On the Wasserstein distance and the Dobrushin uniqueness theorem

Abstract

In this paper, we revisit the Dobrushin uniqueness theorem for Gibbs measures of lattice systems of interacting particles at thermal equilibrium. In a nutshell, Dobrushin's uniqueness theorem provides a practical way to derive sufficient conditions on the inverse temperature and/or model parameters assuring uniqueness of Gibbs measures by reducing the uniqueness problem to a suitable estimate of the Wasserstein distance between pairs of 1-point Gibbs measures with different boundary conditions.
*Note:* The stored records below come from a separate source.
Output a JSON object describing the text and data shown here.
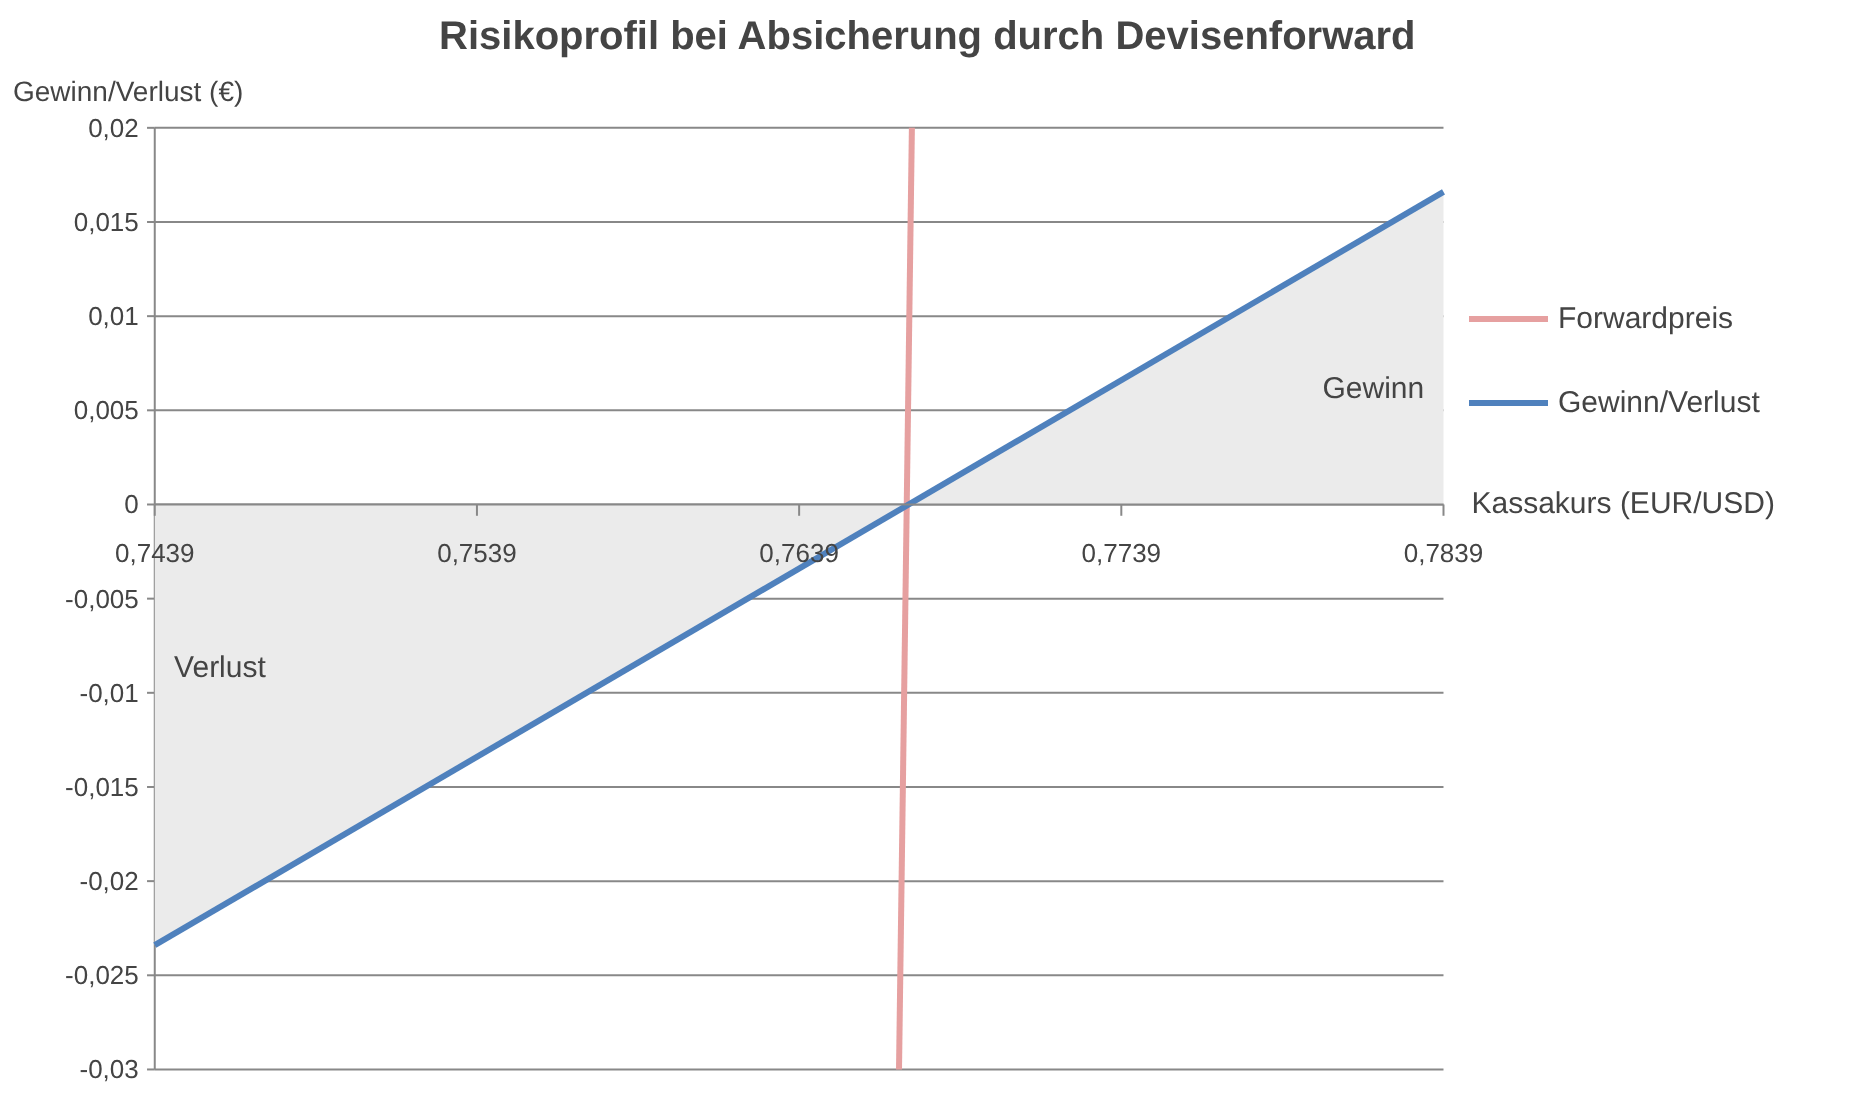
{
  "chart_data": {
    "type": "line",
    "title": "Risikoprofil bei Absicherung durch Devisenforward",
    "xlabel": "Kassakurs (EUR/USD)",
    "ylabel": "Gewinn/Verlust (€)",
    "xlim": [
      0.7439,
      0.7839
    ],
    "ylim": [
      -0.03,
      0.02
    ],
    "xticks": [
      {
        "value": 0.7439,
        "label": "0,7439"
      },
      {
        "value": 0.7539,
        "label": "0,7539"
      },
      {
        "value": 0.7639,
        "label": "0,7639"
      },
      {
        "value": 0.7739,
        "label": "0,7739"
      },
      {
        "value": 0.7839,
        "label": "0,7839"
      }
    ],
    "yticks": [
      {
        "value": -0.03,
        "label": "-0,03"
      },
      {
        "value": -0.025,
        "label": "-0,025"
      },
      {
        "value": -0.02,
        "label": "-0,02"
      },
      {
        "value": -0.015,
        "label": "-0,015"
      },
      {
        "value": -0.01,
        "label": "-0,01"
      },
      {
        "value": -0.005,
        "label": "-0,005"
      },
      {
        "value": 0,
        "label": "0"
      },
      {
        "value": 0.005,
        "label": "0,005"
      },
      {
        "value": 0.01,
        "label": "0,01"
      },
      {
        "value": 0.015,
        "label": "0,015"
      },
      {
        "value": 0.02,
        "label": "0,02"
      }
    ],
    "series": [
      {
        "type": "area",
        "name": "Verlust",
        "color": "#ebebeb",
        "x": [
          0.7439,
          0.7673
        ],
        "values": [
          -0.0234,
          0
        ]
      },
      {
        "type": "area",
        "name": "Gewinn",
        "color": "#ebebeb",
        "x": [
          0.7673,
          0.7839
        ],
        "values": [
          0,
          0.0166
        ]
      },
      {
        "name": "Forwardpreis",
        "color": "#e6a0a0",
        "x": [
          0.767,
          0.7674
        ],
        "values": [
          -0.03,
          0.02
        ]
      },
      {
        "name": "Gewinn/Verlust",
        "color": "#4f81bd",
        "x": [
          0.7439,
          0.7839
        ],
        "values": [
          -0.0234,
          0.0166
        ]
      }
    ],
    "grid": "y",
    "legend": "right",
    "line_style": "solid",
    "marker": "none"
  }
}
After proving a general result of completeness for the Wasserstein distance, we reformulate the Dobrushin uniqueness theorem in a convenient form for lattice systems of interacting particles described by Hamiltonians that are not necessarily translation-invariant with possibly infinite-range pair-potentials and with general complete metric spaces as single-spin spaces. Our reformulation includes existence, and covers both classical lattice systems and the Euclidean version of quantum lattice systems. Further, a generalization to the Dobrushin-Shlosman theorem for translation-invariant lattice systems is given. Subsequently, we give a series of applications of these uniqueness criteria to some high-temperature classical lattice systems including the Heisenberg, Potts and Ising models. An application to classical lattice systems for which the local Gibbs measures are convex perturbations of Gaussian measures is also given.